Investigating attorney Dan Gordon is working for a unit of the U.S. Department of Justice that combats money launderers outside the United States. A routine mission develops into a complex international plot involving murder, espionage, kidnapping, conspiracy, and romance. Gordon, an indefatigable bloodhound, calls on his innate shrewdness, as well as his secret Mossad past and training, to ferret out the truth. In this intelligence thriller, attorney Haggai Carmon, a U.S Department of Justice outside consultant, weaves an ingenious plot. The Byzantine, subterranean methods by which rogue states - in this case the theocracy of Iran - seek to acquire nuclear materials are illuminated. If you want to understand how the CIA and the Mossad work, alone and together, you'll get no better picture than the one told in this compulsively readable intelligence thriller.
My intelligence thrillers were inspired by my Israeli professional background, as well as by my twenty years of service for the United States Government.
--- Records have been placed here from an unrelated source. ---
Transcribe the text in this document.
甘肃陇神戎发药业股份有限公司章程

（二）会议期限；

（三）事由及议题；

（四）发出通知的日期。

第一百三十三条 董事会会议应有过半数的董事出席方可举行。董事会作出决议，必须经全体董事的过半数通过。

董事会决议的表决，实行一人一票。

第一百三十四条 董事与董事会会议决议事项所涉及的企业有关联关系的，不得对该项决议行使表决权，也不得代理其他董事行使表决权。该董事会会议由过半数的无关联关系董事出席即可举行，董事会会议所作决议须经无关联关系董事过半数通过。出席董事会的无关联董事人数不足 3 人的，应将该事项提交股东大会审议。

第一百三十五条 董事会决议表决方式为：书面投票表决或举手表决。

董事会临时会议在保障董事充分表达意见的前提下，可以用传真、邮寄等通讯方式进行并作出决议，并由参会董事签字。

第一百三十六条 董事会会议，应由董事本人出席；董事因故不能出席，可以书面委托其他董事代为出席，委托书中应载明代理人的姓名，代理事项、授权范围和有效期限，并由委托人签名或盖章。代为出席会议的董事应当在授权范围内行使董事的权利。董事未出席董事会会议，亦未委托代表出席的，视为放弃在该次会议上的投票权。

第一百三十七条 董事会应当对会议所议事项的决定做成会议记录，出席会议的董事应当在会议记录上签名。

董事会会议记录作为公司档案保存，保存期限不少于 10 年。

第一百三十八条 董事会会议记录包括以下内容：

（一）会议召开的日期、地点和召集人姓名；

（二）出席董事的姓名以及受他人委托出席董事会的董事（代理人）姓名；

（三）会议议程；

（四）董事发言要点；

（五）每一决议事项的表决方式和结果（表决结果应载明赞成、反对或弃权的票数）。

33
During those years, I had a publicly known 'daytime' activity as well as a covert 'nighttime' activity. Since 1985, I have been representing the United States government in its Israeli civil ligation appearing in Israeli courts in lawsuits to which the U.S was a party. However, away from the public eye, I was also engaged by the U.S government to perform intelligence gathering in multi-million dollar white-collar crime cases that required sensitive undercover work in more than thirty countries. Obviously, in my years working for the U.S. Department of Justice and other federal agencies, I could not share the hair-raising aspects of my work with anyone but my supervisors, and some adventures not even with them. Sadly, many of these events, which are sometimes more fascinating and breathtaking than the best fiction I have ever read, will never see the light of day. The story of Dan Gordon and his battle against the invisible FOE ' forces of evil'is my idea of the next-best thing.
A globetrotting legal practice has left little time for hobbies. However, one night in a small hotel in a faraway country, I finally had the time to fulfill my urge to write. I was on U.S government assignment collecting intelligence on a particularly vile and violent criminal organization. Earlier that evening, I'd received a phone call from the local INTERPOL contact. "You've been exposed. I suggest you stay in your hotel. We'll arrange for your safe departure tomorrow morning." Is it any wonder I couldn't sleep that night, between jet lag and the rage that came from being unarmed and unable to leave the hotel without my hosts' protection? I poured it all into the writing, and the result was Triple Identity.
That book turned out not to be a fluke; I wrote the sequels because I realized I still had adventures to recount, including about events surrounding that same long and sleepless night.
Readers have also asked since Triple Identity and the Red Syndrome's publication whether the events recounted there really happened. One newspaper reviewer even accused me of writing "too authentic" a novel, while another reviewer praised me for it. How can you argue with that? My next thrillers may meet a similar reaction. As to how much of them is "true," I leave it to my readers to decide. All my thrillers were inspired by my work for the U.S. government, but they are a work of fiction rather than autobiography. During those two decades, I was assigned the demanding, sometimes-dangerous task of collecting legal intelligence on white-collar criminals who had absconded from the United States. These individuals usually left with the money they stole to another more welcoming jurisdiction than the United States, which frowns on people who steal millions and launder them. That explains why sometimes, waking up in countless hotels in more than thirty countries, I had trouble remembering where I was. Walking in the long corridors of foreign airports, it was hard to remember whether I was arriving or departing.
More thrillers in the series are to follow. In my professional life, I have had enough adventures, frequently dangerous, to fill at least ten books, and those are just the ones I can talk about.